0

I am attempting to speed up the loading of my data to clickhouse hosted in docker on Windows 10 via powershell and I'm wondering if I can leverage a parallel process to have 4 files loading at the same time. I am interested in getting some help to understand if this is possible and or some pointers on how to approach. Below is the current script I use to load data:

$files = Get-ChildItem "my_directory" | Sort-Object

foreach ($f in $files){
    $outfile = $f.FullName | Write-Host
    Get-Date | Write-Host    
    "Start loading" + $f.FullName | Write-Host
    `cat $f.FullName | docker run -i --rm --link ch:clickhouse-client yandex/clickhouse-client -m --host ch --query="INSERT INTO my_table FORMAT CSV"`
     Get-Date | Write-Host 
    "End loading" + $f.FullName | Write-Host
    [GC]::Collect()
}

I am loading files one by one and I would like to load 4 at a time. Based off of this link:

Running tasks parallel in powershell

I've tried to put together the code but could use a little help to see if I am on the right track:

#I am assuming this is the code block of what to do
$block = {
    $outfile = $f.FullName | Write-Host
Get-Date | Write-Host    
"Start loading" + $f.FullName | Write-Host
`cat $f.FullName | docker run -i --rm --link ch:clickhouse-client yandex/clickhouse-client -m --host ch --query="INSERT INTO my_table FORMAT CSV"`
 Get-Date | Write-Host 
"End loading" + $f.FullName | Write-Host
[GC]::Collect())
}

#my directory of files
$files = Get-ChildItem "my_directory" | Sort-Object| Sort-Object

#Remove all jobs
Get-Job | Remove-Job
$MaxThreads = 4
#Start the jobs.

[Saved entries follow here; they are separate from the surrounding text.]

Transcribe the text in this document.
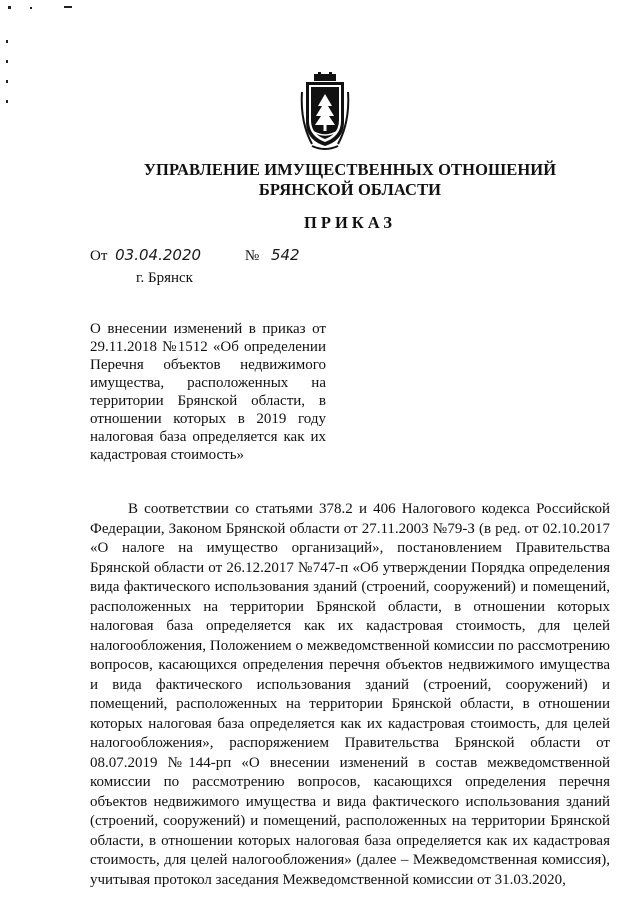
УПРАВЛЕНИЕ ИМУЩЕСТВЕННЫХ ОТНОШЕНИЙ
БРЯНСКОЙ ОБЛАСТИ
ПРИКАЗ
От 03.04.2020	№ 542
г. Брянск

О внесении изменений в приказ от 29.11.2018 №1512 «Об определении Перечня объектов недвижимого имущества, расположенных на территории Брянской области, в отношении которых в 2019 году налоговая база определяется как их кадастровая стоимость»

В соответствии со статьями 378.2 и 406 Налогового кодекса Российской Федерации, Законом Брянской области от 27.11.2003 №79-З (в ред. от 02.10.2017 «О налоге на имущество организаций», постановлением Правительства Брянской области от 26.12.2017 №747-п «Об утверждении Порядка определения вида фактического использования зданий (строений, сооружений) и помещений, расположенных на территории Брянской области, в отношении которых налоговая база определяется как их кадастровая стоимость, для целей налогообложения, Положением о межведомственной комиссии по рассмотрению вопросов, касающихся определения перечня объектов недвижимого имущества и вида фактического использования зданий (строений, сооружений) и помещений, расположенных на территории Брянской области, в отношении которых налоговая база определяется как их кадастровая стоимость, для целей налогообложения», распоряжением Правительства Брянской области от 08.07.2019 №144-рп «О внесении изменений в состав межведомственной комиссии по рассмотрению вопросов, касающихся определения перечня объектов недвижимого имущества и вида фактического использования зданий (строений, сооружений) и помещений, расположенных на территории Брянской области, в отношении которых налоговая база определяется как их кадастровая стоимость, для целей налогообложения» (далее – Межведомственная комиссия), учитывая протокол заседания Межведомственной комиссии от 31.03.2020,
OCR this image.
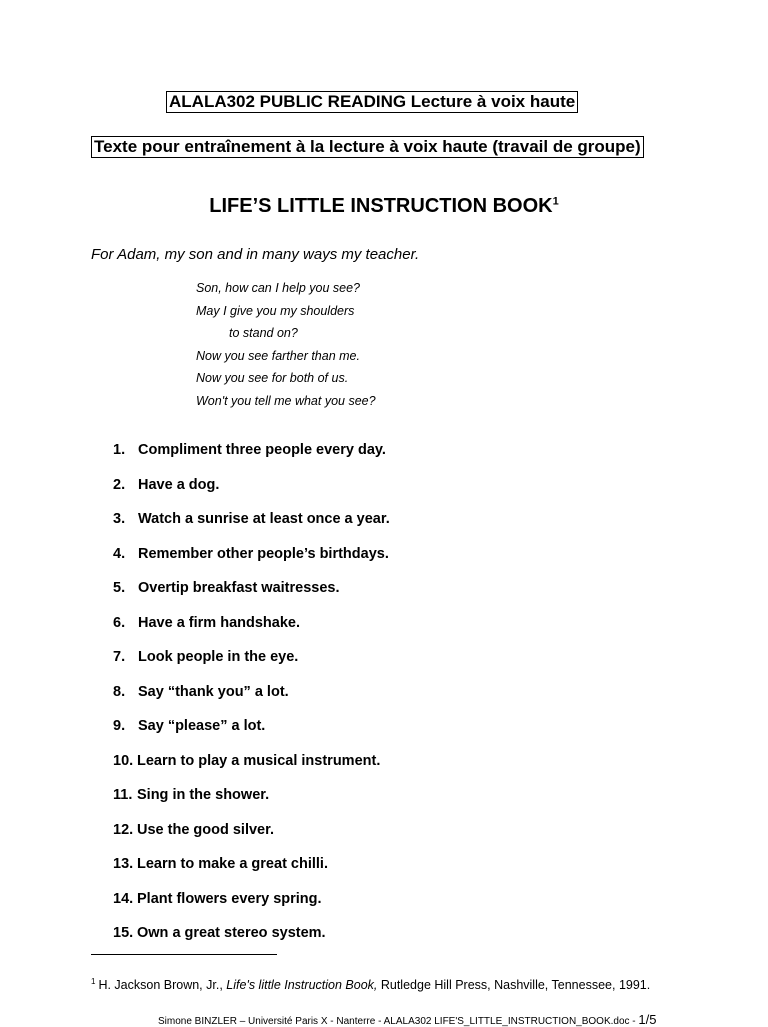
ALALA302 PUBLIC READING Lecture à voix haute
Texte pour entraînement à la lecture à voix haute (travail de groupe)
LIFE’S LITTLE INSTRUCTION BOOK$^1$
For Adam, my son and in many ways my teacher.
Son, how can I help you see?
May I give you my shoulders
to stand on?
Now you see farther than me.
Now you see for both of us.
Won't you tell me what you see?
1. Compliment three people every day.
2. Have a dog.
3. Watch a sunrise at least once a year.
4. Remember other people’s birthdays.
5. Overtip breakfast waitresses.
6. Have a firm handshake.
7. Look people in the eye.
8. Say “thank you” a lot.
9. Say “please” a lot.
10. Learn to play a musical instrument.
11. Sing in the shower.
12. Use the good silver.
13. Learn to make a great chilli.
14. Plant flowers every spring.
15. Own a great stereo system.
$^1$ H. Jackson Brown, Jr., Life's little Instruction Book, Rutledge Hill Press, Nashville, Tennessee, 1991.
Simone BINZLER – Université Paris X - Nanterre - ALALA302 LIFE'S_LITTLE_INSTRUCTION_BOOK.doc - 1/5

Max 4 jobs running simultaneously.
foreach($f in $files){
    While ($(Get-Job -state running).count -ge $MaxThreads){
        Start-Sleep -Milliseconds 3
    }
    Start-Job -Scriptblock $Block -ArgumentList $f
}
#Wait for all jobs to finish.
While ($(Get-Job -State Running).count -gt 0){
    start-sleep 1
}
#Get information from each job.
foreach($job in Get-Job){
    $info= Receive-Job -Id ($job.Id)
}
#Remove all jobs created.
Get-Job | Remove-Job

New to powershell, appreciate the help.

LoF10
  • 1,907
  • 1
  • 23
  • 64
  • How many rows each file have? – ramazan polat Aug 07 '19 at 17:21
  • approx 500k rows. I believe I was able to set up the jobs to run in parallel, placed some code below. Seems to be working so far. Monitoring my CPU and RAM I can see the computer spreading more power across as it reads and loads data. – LoF10 Aug 07 '19 at 21:19

1 Answers1

0

I believe I solved this issue:

#create my block
$direc = "my_direc"
$block = {
    param([string]$file)
    `cat $direc/$file | docker run -i --rm --link ch:clickhouse-client yandex/clickhouse-client -m --host ch --query="INSERT INTO test FORMAT CSV"`  
     [GC]::Collect()
}

#Remove all jobs
Get-Job | Remove-Job
$MaxThreads = 4
#Start the jobs. Max 6 jobs running simultaneously.
foreach($file in $files){
    While ($(Get-Job -state running).count -ge $MaxThreads){
        Start-Sleep -Milliseconds 3
    }
    Start-Job -Scriptblock $Block -ArgumentList $file
}
#Wait for all jobs to finish.
While ($(Get-Job -State Running).count -gt 0){
    start-sleep 1
}
#Get information from each job.
foreach($job in Get-Job){
    $info= Receive-Job -Id ($job.Id)
}
#Remove all jobs created.
Get-Job | Remove-Job
LoF10
  • 1,907
  • 1
  • 23
  • 64